Recettes fiscales en hausse : le Tchad passe à 13,1 % du pib
La mobilisation des recettes intérieures constitue un pilier essentiel des réformes économiques engagées au Tchad. Le ratio recettes fiscales/PIB a progressé de manière notable, passant de 9,8 % en 2022 à 13,1 % en 2023, selon les données de l’OCDE. Cette amélioration reflète les efforts déployés pour élargir l’assiette fiscale et optimiser la collecte des impôts.

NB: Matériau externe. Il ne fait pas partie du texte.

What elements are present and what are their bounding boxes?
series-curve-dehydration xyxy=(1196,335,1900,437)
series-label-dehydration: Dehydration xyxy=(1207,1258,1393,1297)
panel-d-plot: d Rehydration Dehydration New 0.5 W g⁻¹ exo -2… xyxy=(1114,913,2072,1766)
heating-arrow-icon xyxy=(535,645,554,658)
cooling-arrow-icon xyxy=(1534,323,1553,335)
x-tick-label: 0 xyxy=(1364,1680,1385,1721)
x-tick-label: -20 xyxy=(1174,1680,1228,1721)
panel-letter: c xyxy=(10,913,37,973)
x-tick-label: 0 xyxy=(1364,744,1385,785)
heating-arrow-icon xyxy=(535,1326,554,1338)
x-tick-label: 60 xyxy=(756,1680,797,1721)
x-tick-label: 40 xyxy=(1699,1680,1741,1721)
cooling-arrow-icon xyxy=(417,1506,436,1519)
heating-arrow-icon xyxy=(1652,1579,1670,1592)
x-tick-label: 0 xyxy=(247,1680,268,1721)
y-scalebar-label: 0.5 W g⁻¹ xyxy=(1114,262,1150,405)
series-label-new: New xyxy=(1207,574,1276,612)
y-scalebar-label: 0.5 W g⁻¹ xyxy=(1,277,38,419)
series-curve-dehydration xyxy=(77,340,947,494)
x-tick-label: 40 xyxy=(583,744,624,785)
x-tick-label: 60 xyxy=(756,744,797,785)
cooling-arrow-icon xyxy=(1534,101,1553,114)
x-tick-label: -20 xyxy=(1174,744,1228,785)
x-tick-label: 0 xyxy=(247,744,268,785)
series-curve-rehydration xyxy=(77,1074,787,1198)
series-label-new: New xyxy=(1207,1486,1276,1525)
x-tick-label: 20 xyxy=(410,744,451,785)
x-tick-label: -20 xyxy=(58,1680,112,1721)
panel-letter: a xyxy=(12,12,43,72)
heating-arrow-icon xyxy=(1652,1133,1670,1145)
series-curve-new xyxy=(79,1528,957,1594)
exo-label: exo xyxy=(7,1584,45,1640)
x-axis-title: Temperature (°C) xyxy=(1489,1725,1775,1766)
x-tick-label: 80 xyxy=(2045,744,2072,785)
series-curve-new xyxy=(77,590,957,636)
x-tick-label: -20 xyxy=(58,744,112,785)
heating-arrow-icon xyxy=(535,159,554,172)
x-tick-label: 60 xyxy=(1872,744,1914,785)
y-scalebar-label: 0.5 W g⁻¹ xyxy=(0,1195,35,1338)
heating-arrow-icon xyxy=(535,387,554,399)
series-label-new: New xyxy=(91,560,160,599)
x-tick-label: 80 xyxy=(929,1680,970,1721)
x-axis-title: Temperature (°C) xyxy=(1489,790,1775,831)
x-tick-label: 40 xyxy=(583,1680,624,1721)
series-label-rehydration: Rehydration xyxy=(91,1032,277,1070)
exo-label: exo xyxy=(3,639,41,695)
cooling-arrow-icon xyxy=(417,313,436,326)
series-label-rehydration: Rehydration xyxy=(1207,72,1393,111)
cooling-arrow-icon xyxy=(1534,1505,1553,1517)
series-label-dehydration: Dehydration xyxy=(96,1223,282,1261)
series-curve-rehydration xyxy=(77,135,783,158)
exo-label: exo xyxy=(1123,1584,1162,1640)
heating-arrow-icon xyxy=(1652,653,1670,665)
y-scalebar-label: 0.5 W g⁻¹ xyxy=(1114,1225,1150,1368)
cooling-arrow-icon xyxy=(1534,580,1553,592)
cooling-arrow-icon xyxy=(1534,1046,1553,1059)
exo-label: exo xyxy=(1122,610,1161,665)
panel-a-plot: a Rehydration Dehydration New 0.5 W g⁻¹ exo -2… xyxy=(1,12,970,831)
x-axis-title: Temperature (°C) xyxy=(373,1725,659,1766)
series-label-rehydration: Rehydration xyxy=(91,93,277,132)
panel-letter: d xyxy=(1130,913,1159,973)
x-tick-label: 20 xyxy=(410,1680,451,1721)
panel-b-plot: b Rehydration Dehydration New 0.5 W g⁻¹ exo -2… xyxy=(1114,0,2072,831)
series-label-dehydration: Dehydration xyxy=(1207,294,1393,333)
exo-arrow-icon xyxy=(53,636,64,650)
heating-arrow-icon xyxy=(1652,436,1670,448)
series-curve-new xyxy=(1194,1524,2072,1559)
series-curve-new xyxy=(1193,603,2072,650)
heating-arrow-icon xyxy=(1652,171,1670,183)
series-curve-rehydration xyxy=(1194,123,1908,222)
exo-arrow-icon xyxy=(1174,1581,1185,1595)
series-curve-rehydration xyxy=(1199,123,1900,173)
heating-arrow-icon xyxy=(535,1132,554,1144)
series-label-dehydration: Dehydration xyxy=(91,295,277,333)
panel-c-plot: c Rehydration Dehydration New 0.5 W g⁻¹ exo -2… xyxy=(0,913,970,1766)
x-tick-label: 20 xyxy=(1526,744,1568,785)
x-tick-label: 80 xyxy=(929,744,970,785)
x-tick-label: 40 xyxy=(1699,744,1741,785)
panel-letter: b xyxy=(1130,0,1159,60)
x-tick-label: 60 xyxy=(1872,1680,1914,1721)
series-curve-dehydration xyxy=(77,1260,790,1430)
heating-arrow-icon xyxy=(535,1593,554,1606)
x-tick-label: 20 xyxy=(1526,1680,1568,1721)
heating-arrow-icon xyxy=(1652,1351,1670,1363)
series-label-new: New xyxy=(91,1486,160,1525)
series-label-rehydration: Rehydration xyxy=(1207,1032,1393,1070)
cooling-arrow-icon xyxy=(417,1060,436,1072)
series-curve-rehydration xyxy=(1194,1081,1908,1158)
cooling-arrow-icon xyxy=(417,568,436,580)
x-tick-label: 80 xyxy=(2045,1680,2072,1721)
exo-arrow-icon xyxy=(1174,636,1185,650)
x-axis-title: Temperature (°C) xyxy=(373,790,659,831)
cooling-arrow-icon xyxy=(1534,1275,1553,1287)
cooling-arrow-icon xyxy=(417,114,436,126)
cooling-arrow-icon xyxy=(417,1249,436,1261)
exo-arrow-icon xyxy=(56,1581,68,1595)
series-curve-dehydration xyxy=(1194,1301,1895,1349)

En 2025, cette tendance s’est poursuivie, avec des recettes non pétrolières dépassant les prévisions initiales. Cette performance s’explique par le dynamisme des secteurs hors hydrocarbures et par les mesures mises en œuvre dans le cadre de l’accord conclu avec le FMI en juillet 2025, portant sur un montant de 625,3 millions de dollars. La numérisation des finances publiques et le renforcement de la gouvernance ont également contribué à accroître l’efficacité de la collecte des revenus.
Selon le ministère des Finances, cette confirmation de la note par S&P renforce la crédibilité financière du Tchad et facilite l’attraction d’investissements privés. Elle consolide également la confiance des partenaires internationaux dans la trajectoire de réformes engagée par le pays.
Tchad Connexion 2030 : un plan ambitieux pour l’avenir
Malgré les avancées réalisées, plusieurs défis persistent, notamment en matière de diversification économique, de mobilisation fiscale et de gestion de la dette. Ces enjeux sont au cœur du «Plan national de développement Tchad Connexion 2030», adopté en mai 2025 après la transition politique post-2021. Ce plan ambitionne de positionner le Tchad sur la voie d’une émergence économique durable.
Lors d’une conférence internationale tenue à Abu Dhabi en novembre 2025, le gouvernement a levé 20,5 milliards de dollars auprès de partenaires publics et privés pour financer ce plan stratégique. Avec 268 projets regroupés en 17 programmes, Tchad Connexion 2030 vise à sortir 2,6 millions de Tchadiens de la pauvreté d’ici 2030 et à porter la croissance du PIB à 8 % par an, soit une augmentation de 60 % du PIB national à cet horizon.
Le plan s’articule autour de quatre axes majeurs :
- Développement des infrastructures stratégiques : électricité, eau, routes et télécommunications.
- Renforcement des politiques sociales : éducation, santé, formation professionnelle, emploi des jeunes et inclusion sociale.
- Diversification économique : promotion des filières exportatrices dans l’agriculture, l’élevage, la pêche, les hydrocarbures, les mines et le tourisme, avec une valorisation locale accrue.
- Amélioration du climat des affaires : simplification administrative et attractivité des investissements.